John Zabielski, a bearded guide and trapper who left his trap line near the Yukon border to attend the hearing, said he didn’t see wolves and other predators as competition, as do some hunters, and said there were far fewer wolves in his area than the state says.

“I don’t feel threatened by the (grizzly bear) or wolf,” said Zabielski, who traps wolves. “There’s no predator as effective as me, and there’s a lot of me out there.” He said he had seen people illegally shoot wolves, lynx and other game from planes, and argued that Alaska’s vast stretches of remote back country make enforcing land-and-shoot rules virtually impossible.

But such arguments carried little weight with a majority of the game board.

“You always have a few bandits,” said Sidney Huntington, a longtime game board member from the Athabascan Indian village of Galena. “But we’re civilized people.” He argued there is nothing wrong with controlling wolves to protect animals for hunters, particularly Indians and Eskimos who may depend on moose and caribou for much of their meat supply.

Earlier this week, a majority on the board agreed to expand land-and-shoot wolf hunting into several new areas of the state.
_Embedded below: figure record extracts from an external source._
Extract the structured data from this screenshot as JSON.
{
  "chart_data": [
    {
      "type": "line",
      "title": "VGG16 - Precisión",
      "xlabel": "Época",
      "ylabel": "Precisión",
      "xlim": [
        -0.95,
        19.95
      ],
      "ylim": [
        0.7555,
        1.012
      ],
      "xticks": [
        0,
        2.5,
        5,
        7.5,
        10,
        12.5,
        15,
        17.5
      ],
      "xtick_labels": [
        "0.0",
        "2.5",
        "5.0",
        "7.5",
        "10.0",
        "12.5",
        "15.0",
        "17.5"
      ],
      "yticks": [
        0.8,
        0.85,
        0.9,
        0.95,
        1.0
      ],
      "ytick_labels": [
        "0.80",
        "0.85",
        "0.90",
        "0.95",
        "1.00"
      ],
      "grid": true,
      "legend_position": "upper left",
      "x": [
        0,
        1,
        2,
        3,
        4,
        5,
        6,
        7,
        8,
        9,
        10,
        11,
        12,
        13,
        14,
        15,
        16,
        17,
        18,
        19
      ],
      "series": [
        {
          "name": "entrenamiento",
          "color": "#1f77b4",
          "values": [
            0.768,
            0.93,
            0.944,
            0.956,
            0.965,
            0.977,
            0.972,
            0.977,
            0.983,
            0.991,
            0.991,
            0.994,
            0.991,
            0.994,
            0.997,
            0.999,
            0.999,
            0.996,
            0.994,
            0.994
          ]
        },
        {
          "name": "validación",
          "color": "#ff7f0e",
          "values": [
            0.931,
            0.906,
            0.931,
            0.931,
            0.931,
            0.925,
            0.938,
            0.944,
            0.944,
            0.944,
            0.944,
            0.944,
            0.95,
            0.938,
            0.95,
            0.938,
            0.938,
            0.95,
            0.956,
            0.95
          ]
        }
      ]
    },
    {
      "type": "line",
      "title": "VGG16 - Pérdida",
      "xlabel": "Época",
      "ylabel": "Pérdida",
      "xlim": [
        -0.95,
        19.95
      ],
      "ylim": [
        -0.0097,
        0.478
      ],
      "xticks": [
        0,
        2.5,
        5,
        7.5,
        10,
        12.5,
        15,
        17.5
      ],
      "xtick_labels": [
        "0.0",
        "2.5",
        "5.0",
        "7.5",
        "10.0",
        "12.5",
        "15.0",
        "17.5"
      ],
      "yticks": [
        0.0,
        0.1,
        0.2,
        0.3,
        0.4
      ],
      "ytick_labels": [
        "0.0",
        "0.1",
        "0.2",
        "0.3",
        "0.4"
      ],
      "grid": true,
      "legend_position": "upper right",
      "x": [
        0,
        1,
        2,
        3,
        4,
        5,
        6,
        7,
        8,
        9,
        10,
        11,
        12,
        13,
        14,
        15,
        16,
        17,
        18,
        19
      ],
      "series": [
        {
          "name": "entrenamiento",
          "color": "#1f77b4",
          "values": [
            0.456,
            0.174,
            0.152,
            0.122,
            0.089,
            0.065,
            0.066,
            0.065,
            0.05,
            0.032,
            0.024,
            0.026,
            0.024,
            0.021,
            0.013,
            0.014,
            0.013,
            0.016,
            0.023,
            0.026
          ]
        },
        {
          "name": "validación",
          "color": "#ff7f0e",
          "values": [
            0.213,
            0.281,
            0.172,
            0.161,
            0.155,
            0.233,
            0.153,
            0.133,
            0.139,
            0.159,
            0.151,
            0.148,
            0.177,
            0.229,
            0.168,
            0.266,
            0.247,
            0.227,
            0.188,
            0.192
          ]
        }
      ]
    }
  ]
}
At the same time, the panel tightened regulations to make it more difficult for airplane hunters to illegally kill wolves and sell the pelts, which can bring as much as $400 each.

Meanwhile, the state also is launching a two-year study of the future of wolf management in Alaska, a process intended to bring all sides in the issue closer together. But after the action this week, some opponents said they weren’t interested in participating.